Materialized View Refresh - NUM_JOINS_THRESHOLD_EXCEEDED?

GregTyndall
New Contributor II

I have a very basic view with 3 inner joins that will only do a full refresh. Is there a limit to the number of joins you can have and still get an incremental refresh?

"incrementalization_issues": [
{
"issue_type": "INCREMENTAL_PLAN_REJECTED_BY_COST_MODEL",
"prevent_incrementalization": true,
"cost_model_rejection_subtype": "NUM_JOINS_THRESHOLD_EXCEEDED"
}
]

Thanks!

MuthuLakshmi
Databricks Employee
Databricks Employee

@GregTyndall We have a limit of 2 joins 

View solution in original post

PotnuruSiva
Databricks Employee
Databricks Employee

@GregTyndall Yes, the current limit is 2 by default. But we can increase up to 5 with the below flag added to the pipeline settings.

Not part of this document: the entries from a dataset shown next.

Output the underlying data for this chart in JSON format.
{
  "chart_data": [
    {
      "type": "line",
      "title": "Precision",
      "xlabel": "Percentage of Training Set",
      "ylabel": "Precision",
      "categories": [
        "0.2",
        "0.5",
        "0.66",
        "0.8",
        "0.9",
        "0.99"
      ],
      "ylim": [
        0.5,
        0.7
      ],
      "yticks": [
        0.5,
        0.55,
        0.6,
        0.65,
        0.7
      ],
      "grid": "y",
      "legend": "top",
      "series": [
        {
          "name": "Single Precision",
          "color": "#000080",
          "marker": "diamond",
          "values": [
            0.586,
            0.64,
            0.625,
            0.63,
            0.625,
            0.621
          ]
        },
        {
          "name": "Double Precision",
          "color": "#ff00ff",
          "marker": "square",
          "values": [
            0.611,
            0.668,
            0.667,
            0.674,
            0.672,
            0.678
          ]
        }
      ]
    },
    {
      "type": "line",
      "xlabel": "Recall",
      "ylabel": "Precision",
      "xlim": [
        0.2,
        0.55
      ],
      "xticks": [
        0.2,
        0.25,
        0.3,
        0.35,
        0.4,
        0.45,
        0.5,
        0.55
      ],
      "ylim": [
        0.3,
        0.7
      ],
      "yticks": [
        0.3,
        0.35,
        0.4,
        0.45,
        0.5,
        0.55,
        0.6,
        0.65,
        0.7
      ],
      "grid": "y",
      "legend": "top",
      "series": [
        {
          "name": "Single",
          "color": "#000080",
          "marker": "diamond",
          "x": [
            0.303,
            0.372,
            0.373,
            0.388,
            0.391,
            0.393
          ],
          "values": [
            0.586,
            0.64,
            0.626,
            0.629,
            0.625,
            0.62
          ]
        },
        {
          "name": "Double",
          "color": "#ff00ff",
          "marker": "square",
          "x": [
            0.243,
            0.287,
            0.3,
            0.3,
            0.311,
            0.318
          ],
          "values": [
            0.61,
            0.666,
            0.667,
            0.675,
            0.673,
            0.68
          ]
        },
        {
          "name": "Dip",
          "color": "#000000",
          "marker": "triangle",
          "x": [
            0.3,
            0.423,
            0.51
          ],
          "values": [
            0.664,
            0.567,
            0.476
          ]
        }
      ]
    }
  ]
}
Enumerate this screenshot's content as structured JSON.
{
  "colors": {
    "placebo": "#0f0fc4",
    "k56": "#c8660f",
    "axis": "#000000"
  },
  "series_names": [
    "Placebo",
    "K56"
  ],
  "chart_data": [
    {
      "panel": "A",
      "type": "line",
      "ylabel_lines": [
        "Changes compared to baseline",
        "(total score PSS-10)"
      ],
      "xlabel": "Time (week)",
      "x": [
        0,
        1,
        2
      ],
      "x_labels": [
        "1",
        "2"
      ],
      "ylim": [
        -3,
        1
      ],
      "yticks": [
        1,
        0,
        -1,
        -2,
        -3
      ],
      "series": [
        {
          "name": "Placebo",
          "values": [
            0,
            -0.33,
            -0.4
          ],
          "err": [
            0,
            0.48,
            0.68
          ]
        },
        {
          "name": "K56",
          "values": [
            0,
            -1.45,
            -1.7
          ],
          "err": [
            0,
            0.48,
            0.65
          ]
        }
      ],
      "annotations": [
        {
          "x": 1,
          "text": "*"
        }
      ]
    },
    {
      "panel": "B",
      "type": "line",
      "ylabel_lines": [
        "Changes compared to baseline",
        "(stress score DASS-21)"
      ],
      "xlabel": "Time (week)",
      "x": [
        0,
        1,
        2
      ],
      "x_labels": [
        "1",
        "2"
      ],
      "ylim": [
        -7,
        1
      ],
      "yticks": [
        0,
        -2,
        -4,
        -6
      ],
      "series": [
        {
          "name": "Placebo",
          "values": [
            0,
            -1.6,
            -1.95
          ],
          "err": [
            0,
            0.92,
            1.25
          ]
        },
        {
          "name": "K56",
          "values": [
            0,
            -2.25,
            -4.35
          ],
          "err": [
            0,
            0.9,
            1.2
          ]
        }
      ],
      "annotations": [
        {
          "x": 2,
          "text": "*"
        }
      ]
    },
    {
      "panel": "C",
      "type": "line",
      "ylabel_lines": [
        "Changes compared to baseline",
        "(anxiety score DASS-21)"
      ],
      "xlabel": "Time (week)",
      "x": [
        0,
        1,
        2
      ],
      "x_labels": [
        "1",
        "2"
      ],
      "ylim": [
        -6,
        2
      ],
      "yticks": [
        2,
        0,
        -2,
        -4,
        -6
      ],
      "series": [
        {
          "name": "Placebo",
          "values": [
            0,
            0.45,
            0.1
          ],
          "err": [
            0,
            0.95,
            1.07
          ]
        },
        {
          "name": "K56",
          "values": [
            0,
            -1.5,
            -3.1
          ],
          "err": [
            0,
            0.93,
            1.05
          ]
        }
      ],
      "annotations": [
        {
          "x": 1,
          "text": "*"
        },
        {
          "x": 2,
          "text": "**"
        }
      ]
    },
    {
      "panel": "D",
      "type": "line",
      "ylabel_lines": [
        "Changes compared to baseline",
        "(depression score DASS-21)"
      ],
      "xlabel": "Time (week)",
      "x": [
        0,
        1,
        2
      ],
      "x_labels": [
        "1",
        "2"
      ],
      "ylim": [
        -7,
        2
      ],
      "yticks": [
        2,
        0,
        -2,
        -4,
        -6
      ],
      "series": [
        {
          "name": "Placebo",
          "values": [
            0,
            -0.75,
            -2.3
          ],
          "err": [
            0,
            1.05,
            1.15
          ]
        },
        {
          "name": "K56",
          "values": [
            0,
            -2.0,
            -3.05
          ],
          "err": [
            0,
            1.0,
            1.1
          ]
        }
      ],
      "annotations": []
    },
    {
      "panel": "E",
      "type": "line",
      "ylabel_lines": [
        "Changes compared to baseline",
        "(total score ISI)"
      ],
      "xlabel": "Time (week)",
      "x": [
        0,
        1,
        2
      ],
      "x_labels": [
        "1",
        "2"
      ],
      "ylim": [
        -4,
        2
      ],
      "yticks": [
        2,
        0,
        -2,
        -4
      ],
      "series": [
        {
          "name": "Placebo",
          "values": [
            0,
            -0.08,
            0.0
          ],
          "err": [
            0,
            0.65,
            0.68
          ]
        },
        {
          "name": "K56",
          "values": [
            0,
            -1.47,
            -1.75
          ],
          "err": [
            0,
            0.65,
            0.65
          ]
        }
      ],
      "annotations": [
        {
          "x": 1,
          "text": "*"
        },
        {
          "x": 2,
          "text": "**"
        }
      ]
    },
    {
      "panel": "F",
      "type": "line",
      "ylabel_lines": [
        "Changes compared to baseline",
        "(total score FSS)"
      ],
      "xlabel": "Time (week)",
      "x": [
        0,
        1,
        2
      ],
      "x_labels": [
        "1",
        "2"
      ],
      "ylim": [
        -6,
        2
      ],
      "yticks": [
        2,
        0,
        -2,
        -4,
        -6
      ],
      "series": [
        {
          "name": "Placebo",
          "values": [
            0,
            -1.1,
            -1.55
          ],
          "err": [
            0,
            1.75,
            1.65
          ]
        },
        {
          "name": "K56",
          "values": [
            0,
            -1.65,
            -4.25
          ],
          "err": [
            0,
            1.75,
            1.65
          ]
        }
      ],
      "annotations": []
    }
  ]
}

pipelines.enzyme.numberOfJoinsThreshold 5

TheSmike
New Contributor III

I have the same issue.

What do you mean exactly with "added to the pipeline settings"? How can I set it? 

maarko
New Contributor II

@PotnuruSiva I set pipelines.enzyme.numberOfJoinsThreshold 5 for a MV with 4 joins. But still I am getting
"incrementalization_issues": [
{
"issue_type": "INCREMENTAL_PLAN_REJECTED_BY_COST_MODEL",
"prevent_incrementalization": true,
"cost_model_rejection_subtype": "NUM_JOINS_THRESHOLD_EXCEEDED"
}
]

@maarko- I'd create a separate thread for your issue. But I can tell you though that I had the same problem- the Enzyme number of joins threshold was seemingly not being respected. I reported to Databricks support and they transferred the ticket to the Databricks Spark team to investigate. Currently they do not have any answer for me.

RiyazAliM
Honored Contributor

Hey @TheSmike 

In the DLT Pipeline's top right cornor, you can click on settings and scroll down to Advanced and click on Add Configuration and give the key as `pipelines.enzyme.numberOfJoinsThreshold` and value as 5.

Hope this helps.

Riz

TheSmike
New Contributor III

Thanks, it works.

_DatabricksUser
New Contributor III

@GregTyndall- how did you get those level of details (incrementalization_issues) for the MV build?

To determine which refresh strategy is being used (incremental vs full), refer to the final section of the documentation: https://docs.databricks.com/aws/en/optimizations/incremental-refresh#determine-the-refresh-type-of-a....

According to the docs:

To determine the technique used, query the DLT event log where the "event_type" is "planning_information"...

Note:
There's a typo in the official documentation. To query the event log correctly, use FROM event_log_[NORMALIZED_DLT_ID]. Where [NORMALIZED_DLT_ID] is your pipeline ID with "_" instead of "-".

Look at the "details" column — if a **full refresh** is triggered, it often contains helpful insights into the reason.